Der Kampf gegen die einfache Auflö­sung der kogni­tiven Disso­nanzen ist lang und hart. Es ist anspruchs­voll, den inneren Schwei­ne­hund zu über­winden: wenn es darum geht, mit dem Rauchen aufzu­hören – und erst recht, wenn es darum geht, mora­lisch korrekt und zukunfts­fähig zu handeln.

In der Diskus­sion um die Klima­krise ist die falsche Auflö­sung von kogni­tiver Disso­nanz jedoch fatal. Hier betreffen die Auswir­kungen unseres Handelns nicht nur die eigene Lunge, sondern die des ganzen Planeten.

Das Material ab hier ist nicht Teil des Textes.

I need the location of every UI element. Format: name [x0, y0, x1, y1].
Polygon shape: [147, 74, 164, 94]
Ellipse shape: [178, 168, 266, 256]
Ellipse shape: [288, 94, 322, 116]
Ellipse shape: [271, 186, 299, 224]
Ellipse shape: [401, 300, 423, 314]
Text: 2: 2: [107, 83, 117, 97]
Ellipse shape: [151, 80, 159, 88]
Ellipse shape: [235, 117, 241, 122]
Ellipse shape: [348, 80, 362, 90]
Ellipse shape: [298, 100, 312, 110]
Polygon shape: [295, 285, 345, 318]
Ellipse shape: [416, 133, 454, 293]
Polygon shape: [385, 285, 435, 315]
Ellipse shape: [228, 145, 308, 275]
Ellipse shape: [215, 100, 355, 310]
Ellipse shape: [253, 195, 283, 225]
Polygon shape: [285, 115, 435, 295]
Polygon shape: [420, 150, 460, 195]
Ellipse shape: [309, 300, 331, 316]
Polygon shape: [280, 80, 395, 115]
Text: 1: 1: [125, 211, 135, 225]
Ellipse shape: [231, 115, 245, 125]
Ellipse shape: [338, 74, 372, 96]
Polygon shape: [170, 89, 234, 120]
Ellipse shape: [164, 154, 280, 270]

Als korrekt Handelnde*r tut man deshalb gut daran, nicht aufzu­geben. Denn gesell­schaft­liche Verän­de­rungen beginnen immer im Kleinen. Poten­ziell reichen bereits 3–5% Betei­ligte, um eine gesell­schaft­liche Verän­de­rung anzu­stossen. Greta und die Klima­ju­gend haben den Anfang gemacht. Es bleibt zu hoffen, dass sich ihnen möglichst bald möglichst viele Weitere anschliessen.